Sin embargo, lejos de garantizar, promover y salvaguardar los derechos políticos, el tribunal supremo electoral viene haciendo exactamente lo contrario: se ha ocupado de bloquear la reforma judicial que promueve la ciudadanía, vía referéndum. José Antonio Rivera ha identificado que, pese a que la iniciativa ciudadana fue planteada en julio pasado, la respuesta del TSE llegó en octubre y ha demorado más de lo debido en aprobar la iniciativa y las preguntas del referendo.
La iniciativa ciudadana debe reunir el 20% del padrón electoral mientras que los partidos políticos solo el 1%. Se estableció 90 días para recoger 1,5 millones de firmas, cuando ni la Constitución ni la ley imponen ese plazo y ahora se deben transcribir además a un soporte informático. Los juristas necesitan de 300 transcriptores que trabajen las 24 horas, durante dos meses y medio, para transcribir esas firmas. Este trabajo tiene un costo de 4,5 millones de bolivianos, que deben pagar los promotores de la iniciativa ciudadana. Y concluyen que el sistema está diseñado para que ninguna iniciativa ciudadana prospere.
El Tribunal Supremo Electoral alega que existe un reglamento que les impone verificar las firmas, huellas y traspaso a un soporte de los libros. ¿Acaso los derechos fundamentales no son directamente aplicables? ¿Desde cuando los derechos fundamentales tienen que estar subordinados a un pinche reglamento? ¿El TSE está para garantizar o bloquear los derechos políticos de los ciudadanos? ¿Somos o no somos un Estado democrático?
Bolivia es un Estado republicano, soberano, democrático, plurinacional, con autonomías, separación de poderes, que tiene un elenco de principios y derechos y garantías, que sintetizan la integridad y totalidad del sistema jurídico-constitucional y que estos principios son transversales a todo el ordenamiento jurídico nacional (arts. 1-12 CPE).
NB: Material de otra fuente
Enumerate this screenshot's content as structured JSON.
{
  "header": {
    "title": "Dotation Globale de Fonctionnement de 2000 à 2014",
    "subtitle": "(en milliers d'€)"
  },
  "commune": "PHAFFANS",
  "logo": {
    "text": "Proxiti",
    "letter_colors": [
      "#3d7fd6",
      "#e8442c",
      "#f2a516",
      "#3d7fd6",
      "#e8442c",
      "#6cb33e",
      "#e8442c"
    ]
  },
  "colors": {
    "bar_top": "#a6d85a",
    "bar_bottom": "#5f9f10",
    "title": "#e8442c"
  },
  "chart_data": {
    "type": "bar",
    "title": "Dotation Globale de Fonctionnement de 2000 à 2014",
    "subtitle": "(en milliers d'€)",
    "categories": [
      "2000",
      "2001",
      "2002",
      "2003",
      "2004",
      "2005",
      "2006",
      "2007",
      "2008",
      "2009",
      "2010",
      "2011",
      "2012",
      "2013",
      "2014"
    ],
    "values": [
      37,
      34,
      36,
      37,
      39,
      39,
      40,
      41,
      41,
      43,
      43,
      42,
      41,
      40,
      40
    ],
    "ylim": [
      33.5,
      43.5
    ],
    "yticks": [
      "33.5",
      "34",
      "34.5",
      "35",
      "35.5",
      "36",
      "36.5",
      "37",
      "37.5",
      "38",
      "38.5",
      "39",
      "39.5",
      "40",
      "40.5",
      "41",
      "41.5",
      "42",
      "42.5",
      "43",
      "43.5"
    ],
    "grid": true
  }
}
La Constitución señala como fines y funciones del Estado, entre otros, el garantizar el cumplimiento de los principios, valores, derechos y deberes reconocidos y consagrados constitucionalmente (art. 9.4).
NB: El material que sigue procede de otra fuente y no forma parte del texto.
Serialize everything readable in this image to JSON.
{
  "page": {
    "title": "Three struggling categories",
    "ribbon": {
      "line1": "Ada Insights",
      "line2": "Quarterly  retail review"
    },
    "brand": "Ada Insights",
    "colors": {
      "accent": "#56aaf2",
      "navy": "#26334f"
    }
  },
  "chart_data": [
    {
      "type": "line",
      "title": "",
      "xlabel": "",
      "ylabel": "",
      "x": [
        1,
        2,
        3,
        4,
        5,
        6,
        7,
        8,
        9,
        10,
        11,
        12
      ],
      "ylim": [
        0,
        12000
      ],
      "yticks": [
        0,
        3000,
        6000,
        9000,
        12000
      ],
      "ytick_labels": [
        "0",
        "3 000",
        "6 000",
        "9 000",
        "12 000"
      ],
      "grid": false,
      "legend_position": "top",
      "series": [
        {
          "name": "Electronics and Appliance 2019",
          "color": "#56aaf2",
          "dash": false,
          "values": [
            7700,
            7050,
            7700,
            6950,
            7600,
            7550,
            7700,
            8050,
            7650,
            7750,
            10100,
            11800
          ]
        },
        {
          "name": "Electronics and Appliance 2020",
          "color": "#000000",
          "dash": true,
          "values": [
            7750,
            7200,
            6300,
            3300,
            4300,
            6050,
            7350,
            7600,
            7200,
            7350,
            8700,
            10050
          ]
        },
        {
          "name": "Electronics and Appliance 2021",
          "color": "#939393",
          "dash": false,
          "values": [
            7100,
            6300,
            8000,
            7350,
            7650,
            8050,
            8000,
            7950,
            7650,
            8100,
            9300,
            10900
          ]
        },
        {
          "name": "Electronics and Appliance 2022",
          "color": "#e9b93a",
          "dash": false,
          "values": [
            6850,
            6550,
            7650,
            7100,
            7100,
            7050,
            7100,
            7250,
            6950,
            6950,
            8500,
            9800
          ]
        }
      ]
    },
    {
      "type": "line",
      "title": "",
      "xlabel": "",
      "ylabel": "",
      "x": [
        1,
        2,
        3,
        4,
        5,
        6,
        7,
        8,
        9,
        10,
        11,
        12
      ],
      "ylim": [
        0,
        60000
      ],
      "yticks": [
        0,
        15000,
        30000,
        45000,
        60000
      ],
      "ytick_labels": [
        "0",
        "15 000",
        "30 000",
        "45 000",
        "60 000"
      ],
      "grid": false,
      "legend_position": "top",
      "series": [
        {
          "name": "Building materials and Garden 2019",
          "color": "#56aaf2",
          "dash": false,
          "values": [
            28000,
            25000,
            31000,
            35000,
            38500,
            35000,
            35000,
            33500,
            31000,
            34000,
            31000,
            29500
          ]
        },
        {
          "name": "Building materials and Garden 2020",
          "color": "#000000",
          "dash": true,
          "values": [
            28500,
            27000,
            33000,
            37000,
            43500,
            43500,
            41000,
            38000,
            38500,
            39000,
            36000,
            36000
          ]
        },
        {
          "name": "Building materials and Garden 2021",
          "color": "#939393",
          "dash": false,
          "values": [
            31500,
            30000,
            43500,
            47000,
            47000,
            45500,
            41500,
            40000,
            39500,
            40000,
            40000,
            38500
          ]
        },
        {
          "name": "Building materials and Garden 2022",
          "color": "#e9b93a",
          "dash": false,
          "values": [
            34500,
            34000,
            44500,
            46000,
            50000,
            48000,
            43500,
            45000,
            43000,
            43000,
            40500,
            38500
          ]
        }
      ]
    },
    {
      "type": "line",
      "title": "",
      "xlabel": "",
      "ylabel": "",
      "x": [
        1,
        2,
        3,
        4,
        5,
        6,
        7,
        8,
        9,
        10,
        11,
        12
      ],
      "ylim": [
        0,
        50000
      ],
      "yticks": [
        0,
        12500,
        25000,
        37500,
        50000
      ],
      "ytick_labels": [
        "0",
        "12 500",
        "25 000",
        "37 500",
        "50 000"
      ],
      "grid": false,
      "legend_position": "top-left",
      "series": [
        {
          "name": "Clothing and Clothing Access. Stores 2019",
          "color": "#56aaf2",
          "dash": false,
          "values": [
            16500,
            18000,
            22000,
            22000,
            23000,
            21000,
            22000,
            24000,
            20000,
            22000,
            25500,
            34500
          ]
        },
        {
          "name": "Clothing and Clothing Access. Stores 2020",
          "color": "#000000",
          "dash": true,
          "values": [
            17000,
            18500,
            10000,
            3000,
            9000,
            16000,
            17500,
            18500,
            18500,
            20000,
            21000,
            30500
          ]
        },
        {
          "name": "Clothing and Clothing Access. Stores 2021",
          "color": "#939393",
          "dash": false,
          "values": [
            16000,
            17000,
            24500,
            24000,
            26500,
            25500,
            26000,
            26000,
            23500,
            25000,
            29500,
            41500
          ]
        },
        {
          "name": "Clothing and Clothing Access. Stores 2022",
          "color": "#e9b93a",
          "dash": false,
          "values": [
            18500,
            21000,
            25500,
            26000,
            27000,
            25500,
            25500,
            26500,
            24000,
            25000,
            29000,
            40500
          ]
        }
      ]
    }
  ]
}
El Estado Constitucional de Derecho se caracteriza por la fuerza normativa directa de los principios, valores y reglas contenidas en las disposiciones legales del bloque de constitucionalidad. Y que la Constitución es jerárquicamente superior a cuantas normas existan, porque ciertamente emana de un poder cualificado como es el poder constituyente, y es considerada como parámetro de validez de todas las leyes y fuente primaria de la producción normativa.
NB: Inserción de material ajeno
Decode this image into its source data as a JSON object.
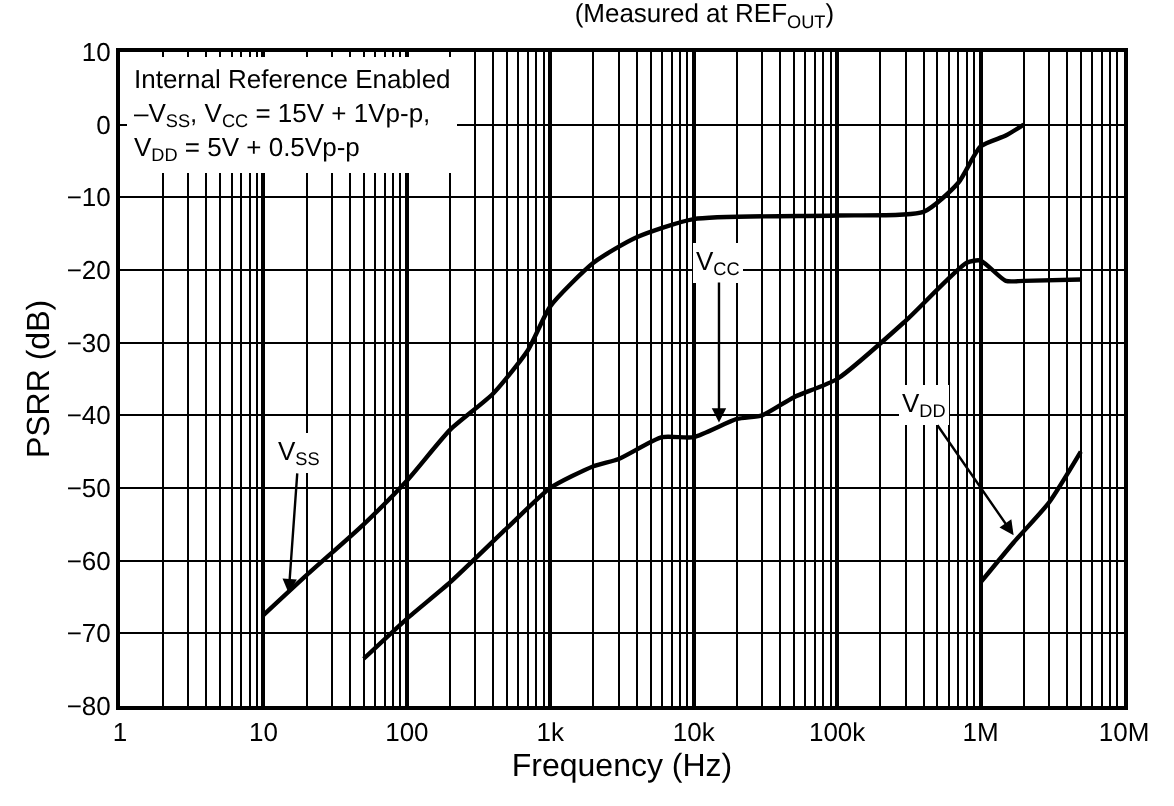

La Constitución se puede invocar en cualquier momento y lugar; en ningún caso se requiere de la intermediación de las leyes (mucho menos de un reglamento) ya que “todos los derechos reconocidos en la Constitución son directamente aplicables y gozan de iguales garantías para su protección (art. 109.I CPE).
El Tribunal Constitucional ha establecido que las normas constitucionales-principios deben prevalecer a las normas constitucionales-reglas. Y estas últimas deben adaptarse a las primeras para que exista coherencia del sistema en razón a que sólo los principios desempeñan un papel propiamente “constitutivo” del sistema jurídico (SSCCPP 0258/2011 de 16 de marzo, la 0084/2017 de 28 de noviembre, entre otras). Y cuando se habla de los principios de la Constitución, se alude inequívocamente a las decisiones que fundamentan todo el sistema constitucional en su conjunto.
Los mandatos constitucionales fundamentan todo el sistema constitucional y definen los rasgos esenciales del sistema político, la titularidad del poder, la modalidad de su ejercicio, su finalidad. Y están dirigidos, en primer término, al legislador y al órgano ejecutivo para que sean tomados en cuenta en el proceso de creación de las normas.
En segundo término, las autoridades judiciales o administrativas deben aplicar las normas jurídico-constitucionales, en el entendido de que, al ser jerárquicamente superiores, presiden la interpretación de todo el ordenamiento.